Of the three methods the required minimum distribution method will give you the lowest amount, and the fixed annuitization method will give you the highest amount.   Using the single life expectancy table will give you a higher amount than the other two tables.

You are allowed to change the calculation method one time during the time period, but only from either the amortization method or the annuitization method to the required minimum distribution method.  Once you have made this change, you are required to use the new method for the rest of the time period.

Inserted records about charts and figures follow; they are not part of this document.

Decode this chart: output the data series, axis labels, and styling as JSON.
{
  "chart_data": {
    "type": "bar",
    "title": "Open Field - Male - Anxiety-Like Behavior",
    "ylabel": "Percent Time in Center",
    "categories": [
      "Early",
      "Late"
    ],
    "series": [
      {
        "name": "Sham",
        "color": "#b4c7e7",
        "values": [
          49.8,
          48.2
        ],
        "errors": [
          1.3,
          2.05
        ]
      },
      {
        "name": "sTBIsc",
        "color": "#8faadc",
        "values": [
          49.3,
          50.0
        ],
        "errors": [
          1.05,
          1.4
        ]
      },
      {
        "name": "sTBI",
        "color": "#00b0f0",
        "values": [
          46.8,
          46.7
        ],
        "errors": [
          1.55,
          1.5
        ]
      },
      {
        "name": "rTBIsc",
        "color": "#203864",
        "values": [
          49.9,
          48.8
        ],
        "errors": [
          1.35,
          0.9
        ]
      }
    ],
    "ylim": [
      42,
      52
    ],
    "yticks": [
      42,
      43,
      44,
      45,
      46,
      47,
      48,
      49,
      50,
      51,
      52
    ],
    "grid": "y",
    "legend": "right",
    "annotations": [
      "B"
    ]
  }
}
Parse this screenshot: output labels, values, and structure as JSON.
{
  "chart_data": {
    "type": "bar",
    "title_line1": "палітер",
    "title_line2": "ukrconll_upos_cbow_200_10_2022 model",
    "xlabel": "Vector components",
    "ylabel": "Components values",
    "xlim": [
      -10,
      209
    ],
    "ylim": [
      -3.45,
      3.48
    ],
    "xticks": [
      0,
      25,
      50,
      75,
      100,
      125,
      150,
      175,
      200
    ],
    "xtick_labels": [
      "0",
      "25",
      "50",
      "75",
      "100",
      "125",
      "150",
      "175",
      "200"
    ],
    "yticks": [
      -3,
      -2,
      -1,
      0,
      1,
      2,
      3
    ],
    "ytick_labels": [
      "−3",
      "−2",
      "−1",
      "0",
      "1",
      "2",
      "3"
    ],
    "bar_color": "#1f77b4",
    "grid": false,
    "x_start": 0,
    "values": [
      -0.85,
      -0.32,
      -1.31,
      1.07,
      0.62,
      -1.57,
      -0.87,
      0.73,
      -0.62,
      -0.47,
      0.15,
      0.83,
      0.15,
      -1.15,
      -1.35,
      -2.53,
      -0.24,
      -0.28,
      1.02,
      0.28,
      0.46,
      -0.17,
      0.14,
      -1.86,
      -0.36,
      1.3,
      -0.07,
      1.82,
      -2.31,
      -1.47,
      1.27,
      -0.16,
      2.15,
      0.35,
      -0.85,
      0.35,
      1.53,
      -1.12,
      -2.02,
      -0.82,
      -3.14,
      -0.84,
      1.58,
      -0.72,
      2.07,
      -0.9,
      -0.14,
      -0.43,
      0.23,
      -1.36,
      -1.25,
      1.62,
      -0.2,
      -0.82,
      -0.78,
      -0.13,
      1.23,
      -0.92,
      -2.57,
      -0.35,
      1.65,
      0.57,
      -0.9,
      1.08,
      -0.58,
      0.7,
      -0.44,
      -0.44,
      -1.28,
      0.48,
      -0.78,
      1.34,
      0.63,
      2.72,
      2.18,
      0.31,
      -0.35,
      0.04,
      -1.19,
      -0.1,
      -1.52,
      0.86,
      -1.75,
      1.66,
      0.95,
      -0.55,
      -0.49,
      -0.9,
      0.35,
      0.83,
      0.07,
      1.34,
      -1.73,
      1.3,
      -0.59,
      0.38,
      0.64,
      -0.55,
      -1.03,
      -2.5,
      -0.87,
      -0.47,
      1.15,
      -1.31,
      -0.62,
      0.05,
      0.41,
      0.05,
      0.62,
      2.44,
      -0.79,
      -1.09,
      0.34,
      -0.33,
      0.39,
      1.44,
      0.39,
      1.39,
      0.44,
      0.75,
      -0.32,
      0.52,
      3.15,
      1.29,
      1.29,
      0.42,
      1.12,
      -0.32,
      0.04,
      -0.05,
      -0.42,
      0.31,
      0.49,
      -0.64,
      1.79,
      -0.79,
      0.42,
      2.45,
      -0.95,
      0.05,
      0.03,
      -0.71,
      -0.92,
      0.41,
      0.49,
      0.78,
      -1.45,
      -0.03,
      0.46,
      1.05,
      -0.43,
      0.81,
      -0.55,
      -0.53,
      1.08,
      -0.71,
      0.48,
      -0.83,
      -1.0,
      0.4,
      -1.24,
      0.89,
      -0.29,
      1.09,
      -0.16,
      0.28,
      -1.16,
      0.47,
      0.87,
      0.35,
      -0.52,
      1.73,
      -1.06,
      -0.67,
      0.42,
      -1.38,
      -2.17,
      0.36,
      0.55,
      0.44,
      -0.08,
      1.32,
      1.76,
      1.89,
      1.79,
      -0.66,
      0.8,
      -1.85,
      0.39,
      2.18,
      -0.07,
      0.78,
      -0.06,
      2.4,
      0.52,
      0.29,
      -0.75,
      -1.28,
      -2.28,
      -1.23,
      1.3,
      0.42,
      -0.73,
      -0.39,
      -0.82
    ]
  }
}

Once you set up at 72(t), you are not allowed to alter it until after the 5-year/age 59 ½ period has passed.  If you do, say to take a lump sum out to pay an unexpected expense, or add additional money to the account, you will negate the exception and will be required to pay the penalty plus interest, backdated to the first withdrawal.  So it is important to have some separate emergency savings on hand for unexpected expenses. and to open new accounts for any new money.

If you have multiple IRAs, you are allowed to take 72(t) distributions on only one account.  You would then be able to save the other account(s) for emergency lump sum distributions (on which you would owe the penalty) or to create a second 72(t) distribution.  You are also allowed to aggregate the IRA amounts and pull the total 72(t) distribution from just one of the accounts.

There is no official IRS form for calculating the 72(t) distribution.  We recommend that you keep good documentation to support your calculation, in case the IRS asks for it.  This would include account statements, proof of the Federal mid-term rate used and its timing, and calculation notes.  Each year, when you do your taxes, you will receive 1099s on the distribution, and may be required to complete Form 5239.

So if you must retire before age 59 ½, take heart that you may be able to fund your first few retirement years without paying the 10% penalty.  Of course, if you cannot live on the amount allowed by the 72(t), and don’t have sufficient personal savings to make up the difference needed, you are still allowed to take out of the IRA what you need,  You would just pay the penalty on top of ordinary taxes.